Yao et al. (2015) reported that 54 of 143 patients with a clinical phenotype suggestive of Yao syndrome had variants in the NOD2 gene. Forty-nine (91%) of the patients with NOD2 variants had intermittent skin symptoms, primarily erythematous patches and plaques. Twenty patients underwent skin biopsy, which showed spongiotic dermatitis in 7, granulomatous changes in 4, perivascular dermatitis in 4, and 'other dermatitis' in 4. Arthritis and/or arthralgia was present in 47 (87%) of the patients, and 39 (72%) reported recurrent intermittent abdominal pain and/or diarrhea of varying degrees. Recurrent fever occurred in 33 (61%) of the patients, dry eyes and/or dry mouth in 30 (56%), and lower extremity swelling in 17 (32%). In addition, 9 (14%) patients experienced recurrent chest pain, with 5 having pleuritis and/or pericarditis.

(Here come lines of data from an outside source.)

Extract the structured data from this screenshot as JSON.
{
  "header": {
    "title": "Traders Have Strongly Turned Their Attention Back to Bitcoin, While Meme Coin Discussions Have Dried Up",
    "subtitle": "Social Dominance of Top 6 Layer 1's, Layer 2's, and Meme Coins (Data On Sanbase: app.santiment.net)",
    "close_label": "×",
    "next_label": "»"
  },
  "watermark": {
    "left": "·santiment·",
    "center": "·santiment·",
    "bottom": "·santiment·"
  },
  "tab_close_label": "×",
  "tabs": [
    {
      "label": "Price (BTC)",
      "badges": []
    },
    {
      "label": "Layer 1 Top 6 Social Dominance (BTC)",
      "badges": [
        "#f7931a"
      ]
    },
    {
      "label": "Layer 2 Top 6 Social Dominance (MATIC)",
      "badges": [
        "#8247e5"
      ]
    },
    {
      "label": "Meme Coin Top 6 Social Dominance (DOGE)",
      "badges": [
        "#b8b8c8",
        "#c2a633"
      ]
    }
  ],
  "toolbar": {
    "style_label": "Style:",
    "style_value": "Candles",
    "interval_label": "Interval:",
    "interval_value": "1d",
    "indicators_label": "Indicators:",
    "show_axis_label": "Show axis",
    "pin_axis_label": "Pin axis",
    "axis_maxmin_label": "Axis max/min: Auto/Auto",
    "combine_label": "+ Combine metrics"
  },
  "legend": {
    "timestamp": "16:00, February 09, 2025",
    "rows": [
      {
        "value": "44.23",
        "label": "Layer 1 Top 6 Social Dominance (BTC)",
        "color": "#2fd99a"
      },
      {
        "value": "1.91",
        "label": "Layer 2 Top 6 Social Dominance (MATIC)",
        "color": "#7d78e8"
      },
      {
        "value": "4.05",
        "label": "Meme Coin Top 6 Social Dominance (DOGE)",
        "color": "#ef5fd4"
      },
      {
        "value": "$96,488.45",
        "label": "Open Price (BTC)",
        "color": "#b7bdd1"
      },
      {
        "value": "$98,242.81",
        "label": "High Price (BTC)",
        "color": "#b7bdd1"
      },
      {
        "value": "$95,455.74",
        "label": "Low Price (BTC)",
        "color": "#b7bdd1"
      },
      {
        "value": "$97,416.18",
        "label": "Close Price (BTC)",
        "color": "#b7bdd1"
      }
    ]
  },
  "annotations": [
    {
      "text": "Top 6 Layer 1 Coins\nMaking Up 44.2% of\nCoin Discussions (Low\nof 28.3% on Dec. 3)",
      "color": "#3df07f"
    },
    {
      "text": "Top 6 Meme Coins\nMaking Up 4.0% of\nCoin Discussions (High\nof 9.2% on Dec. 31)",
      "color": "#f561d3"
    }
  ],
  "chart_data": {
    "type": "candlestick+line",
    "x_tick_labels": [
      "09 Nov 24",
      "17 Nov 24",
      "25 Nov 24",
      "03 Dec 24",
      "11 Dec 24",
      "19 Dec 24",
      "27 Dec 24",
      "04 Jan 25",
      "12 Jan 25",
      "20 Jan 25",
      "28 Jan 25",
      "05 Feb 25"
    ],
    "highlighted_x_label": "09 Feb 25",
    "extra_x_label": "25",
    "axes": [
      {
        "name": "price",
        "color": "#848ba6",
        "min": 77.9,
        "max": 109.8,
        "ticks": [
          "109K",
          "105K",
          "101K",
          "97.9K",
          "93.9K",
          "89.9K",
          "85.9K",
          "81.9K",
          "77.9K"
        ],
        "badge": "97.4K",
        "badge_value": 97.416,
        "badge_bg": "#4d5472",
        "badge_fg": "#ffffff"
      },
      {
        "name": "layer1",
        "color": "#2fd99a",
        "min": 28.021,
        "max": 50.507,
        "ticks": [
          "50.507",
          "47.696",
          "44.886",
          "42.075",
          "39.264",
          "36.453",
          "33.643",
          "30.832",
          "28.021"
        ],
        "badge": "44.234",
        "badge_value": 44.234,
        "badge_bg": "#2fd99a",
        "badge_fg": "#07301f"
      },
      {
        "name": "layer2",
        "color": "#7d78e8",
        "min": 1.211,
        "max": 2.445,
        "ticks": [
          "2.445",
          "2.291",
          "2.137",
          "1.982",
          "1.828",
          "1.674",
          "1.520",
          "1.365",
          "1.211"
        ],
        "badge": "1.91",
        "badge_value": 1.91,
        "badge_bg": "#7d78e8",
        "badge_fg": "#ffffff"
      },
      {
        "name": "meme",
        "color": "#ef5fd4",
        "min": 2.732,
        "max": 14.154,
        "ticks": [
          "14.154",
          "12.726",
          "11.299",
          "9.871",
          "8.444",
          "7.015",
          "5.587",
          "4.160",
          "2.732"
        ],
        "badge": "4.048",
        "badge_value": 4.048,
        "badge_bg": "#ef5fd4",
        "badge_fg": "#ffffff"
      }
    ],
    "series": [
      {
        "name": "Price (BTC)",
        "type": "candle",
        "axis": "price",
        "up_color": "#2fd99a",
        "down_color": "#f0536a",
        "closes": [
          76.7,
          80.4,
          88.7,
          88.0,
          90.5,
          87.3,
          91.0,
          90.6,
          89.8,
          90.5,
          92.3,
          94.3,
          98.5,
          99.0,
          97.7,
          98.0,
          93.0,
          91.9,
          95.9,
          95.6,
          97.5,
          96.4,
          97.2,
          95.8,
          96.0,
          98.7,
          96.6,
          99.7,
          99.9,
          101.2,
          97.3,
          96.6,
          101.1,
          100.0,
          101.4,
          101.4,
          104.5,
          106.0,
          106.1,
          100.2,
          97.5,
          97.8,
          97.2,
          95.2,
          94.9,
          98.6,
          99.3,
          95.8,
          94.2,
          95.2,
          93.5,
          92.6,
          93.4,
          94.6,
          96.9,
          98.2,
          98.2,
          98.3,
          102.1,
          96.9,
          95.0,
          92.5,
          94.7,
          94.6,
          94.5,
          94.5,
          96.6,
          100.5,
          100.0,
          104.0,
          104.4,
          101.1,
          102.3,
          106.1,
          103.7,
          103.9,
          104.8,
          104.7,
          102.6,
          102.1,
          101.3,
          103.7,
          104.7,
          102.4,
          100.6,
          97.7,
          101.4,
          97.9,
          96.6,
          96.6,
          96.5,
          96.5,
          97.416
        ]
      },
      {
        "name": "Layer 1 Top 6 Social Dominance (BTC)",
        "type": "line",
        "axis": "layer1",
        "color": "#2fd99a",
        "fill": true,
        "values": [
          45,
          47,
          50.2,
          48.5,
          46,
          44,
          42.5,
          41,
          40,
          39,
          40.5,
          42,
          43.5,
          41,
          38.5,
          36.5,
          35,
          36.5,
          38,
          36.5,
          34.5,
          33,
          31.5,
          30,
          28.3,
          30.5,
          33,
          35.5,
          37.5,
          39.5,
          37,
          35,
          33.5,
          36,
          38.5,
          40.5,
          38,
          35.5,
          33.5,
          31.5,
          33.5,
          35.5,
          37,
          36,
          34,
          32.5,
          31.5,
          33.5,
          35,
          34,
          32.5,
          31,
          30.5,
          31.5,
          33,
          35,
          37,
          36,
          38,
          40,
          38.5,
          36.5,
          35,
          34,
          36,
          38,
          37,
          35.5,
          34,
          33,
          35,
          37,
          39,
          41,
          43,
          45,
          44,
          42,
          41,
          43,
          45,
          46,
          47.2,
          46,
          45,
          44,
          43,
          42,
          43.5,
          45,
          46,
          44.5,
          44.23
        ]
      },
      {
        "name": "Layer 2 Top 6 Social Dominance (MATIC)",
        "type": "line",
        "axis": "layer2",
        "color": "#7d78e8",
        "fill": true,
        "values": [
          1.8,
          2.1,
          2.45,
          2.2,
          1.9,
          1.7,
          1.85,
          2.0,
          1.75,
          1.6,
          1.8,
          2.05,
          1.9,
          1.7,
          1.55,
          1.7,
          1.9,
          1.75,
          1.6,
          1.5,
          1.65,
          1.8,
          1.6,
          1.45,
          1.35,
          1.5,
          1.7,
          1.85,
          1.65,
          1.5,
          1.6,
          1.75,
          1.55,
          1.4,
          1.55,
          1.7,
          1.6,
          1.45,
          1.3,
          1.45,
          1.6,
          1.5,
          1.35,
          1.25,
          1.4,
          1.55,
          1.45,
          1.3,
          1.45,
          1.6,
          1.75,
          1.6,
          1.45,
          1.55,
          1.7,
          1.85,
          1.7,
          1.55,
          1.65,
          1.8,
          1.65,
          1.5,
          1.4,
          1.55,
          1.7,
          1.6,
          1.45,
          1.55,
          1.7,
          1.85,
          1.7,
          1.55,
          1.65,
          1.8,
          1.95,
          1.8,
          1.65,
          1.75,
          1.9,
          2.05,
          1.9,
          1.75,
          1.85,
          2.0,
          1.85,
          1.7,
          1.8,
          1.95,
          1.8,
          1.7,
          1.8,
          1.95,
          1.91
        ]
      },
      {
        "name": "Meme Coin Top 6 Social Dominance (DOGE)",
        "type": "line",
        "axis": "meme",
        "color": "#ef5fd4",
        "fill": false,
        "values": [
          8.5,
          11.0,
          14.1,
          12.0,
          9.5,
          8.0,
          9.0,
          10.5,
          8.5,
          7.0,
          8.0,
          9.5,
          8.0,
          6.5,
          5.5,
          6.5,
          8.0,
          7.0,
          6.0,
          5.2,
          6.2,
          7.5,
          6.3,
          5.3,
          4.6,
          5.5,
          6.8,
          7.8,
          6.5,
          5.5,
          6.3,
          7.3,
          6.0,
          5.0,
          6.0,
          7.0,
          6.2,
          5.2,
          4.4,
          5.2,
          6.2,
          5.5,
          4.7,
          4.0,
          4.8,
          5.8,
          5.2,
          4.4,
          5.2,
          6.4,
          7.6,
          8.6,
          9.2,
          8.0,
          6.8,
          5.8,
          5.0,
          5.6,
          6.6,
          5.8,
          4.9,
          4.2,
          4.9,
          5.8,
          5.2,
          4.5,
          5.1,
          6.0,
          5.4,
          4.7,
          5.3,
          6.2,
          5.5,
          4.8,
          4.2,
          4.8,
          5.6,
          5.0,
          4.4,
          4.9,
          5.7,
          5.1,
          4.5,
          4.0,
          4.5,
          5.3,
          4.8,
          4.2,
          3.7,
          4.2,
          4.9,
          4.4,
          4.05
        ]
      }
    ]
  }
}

Yao and Shen (2017) outlined diagnostic criteria for Yao syndrome, of which the 2 major criteria were periodic occurrence at least twice, and recurrent fever and/or dermatitis. Four minor criteria included oligo- or polyarthralgia/inflammatory arthritis, or distal extremity swelling; abdominal pain and/or diarrhea; sicca-like symptoms; and pericarditis and/or pleuritis. The molecular criterion consisted of the presence of NOD2 rare variants; and exclusion criteria included high titer antinuclear antibodies, inflammatory bowel disease, Blau syndrome, adult sarcoidosis, primary Sjogren syndrome, and monogenic autoinflammatory diseases. Patients were designated as having Yao syndrome if they met the 2 major criteria and one or more minor criteria, as well as the molecular and exclusion criteria.

Population Genetics

Yao et al. (2015) stated that Yao syndrome is common relative to other autoinflammatory diseases in the American adult population, with an estimated population prevalence of 1 to 10 per 100,000.

Molecular Genetics

In 7 unrelated patients with multisystem autoinflammatory disease, 5 of whom were negative for mutation in the periodic fever-associated genes TNFRSF1A (191190) and/or MEFV (608107), Yao et al. (2011) identified heterozygosity for a known intronic variant in the NOD2 gene, IVS8+158 (605956.0007). Four of the patients also carried the R702W variant in NOD2 (605956.0003). Yao et al. (2011) stated that the clinical relevance of these gene mutations remained to be determined, and that this disease might be genetically complex rather than mendelian.

In 22 patients with autoinflammatory disease, including the 7 patients previously studied by Yao et al. (2011), Yao et al. (2013) screened the NOD2 gene and found that all carried at least 1 variant: 21 had the IVS8+158 variant, and 8 had the R702W variant. Ten of the patients were tested for mutations in other autoinflammation-associated genes, including TNFRSF1A, MEFV, and NLRP3 (606416), with negative results.

Yao et al. (2015) genotyped 143 patients with symptoms suggestive of Yao syndrome for NOD2 variants and identified 54 patients who fulfilled criteria for Yao syndrome, including the presence of NOD2 variants. The IVS8+158 variant was detected in 46 of the 54 patients, including 30 who carried only IVS8+158 and 18 who also carried other known variants, including R702W, 3020insC (605956.0001), and G908R (605956.0002). In addition, 9 other rare NOD2 variants were detected in 13 of the patients. Yao et al. (2015) noted that it remained unclear whether these variants were causative or served as markers indirectly associated with the disease.